Ricardo Fernandes, alumnus of the Graduate School and now a post-doctoral fellow at the Universities of Kiel and Cambridge, has developed a Bayesian mathematical model for the analysis of dietary habits.
The analysis of dietary habits – be it recent or ancient, be it of humans or animals – is a vital part of many scientific projects. The model is called Food Reconstruction Using Isotopic Transferred Signals (FRUITS, logo shown above). It comes as a user-friendly software that is capable of providing dietary estimates. PLOS ONE published a paper by Ricardo and his co-authors Andrew R. Millard, Marek Brabec, Marie-Josée Nadeau and Pieter Grootes about FRUITS on February 13.

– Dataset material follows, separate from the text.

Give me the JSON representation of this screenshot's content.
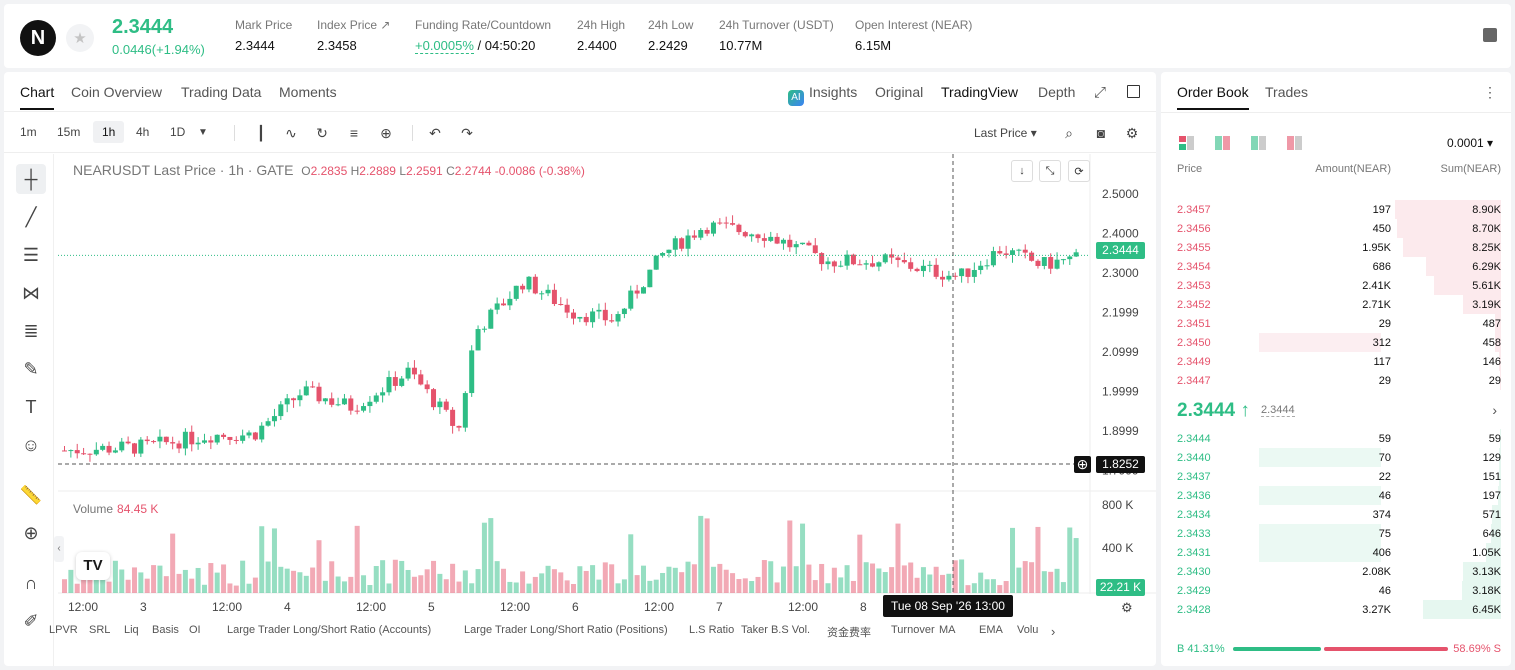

“FRUITS compares chemical, usually isotopic, signatures measured in potential food groups with those measured in consumer tissues (e.g. bone, flesh, hair, etc)”, Ricardo explains. “The chemical signatures in a consumer are the result of the mixing of the dietary sources consumed in different proportions. Using Bayesian statistics to analyze food and consumer data, FRUITS is capable of separating the contributions of the different food groups.”
The model has recently been applied for manifold purposes, such as reconstructing the dietary habits of Neolithic populations in northern Germany, identifying the origins of nutrients in marine food webs, and for studying the origins of gut microbial community structure within mice. Ricardo regards FRUITS as applicable in many fields of research, e.g. ecology, archaeology, forensics, or dietary physics.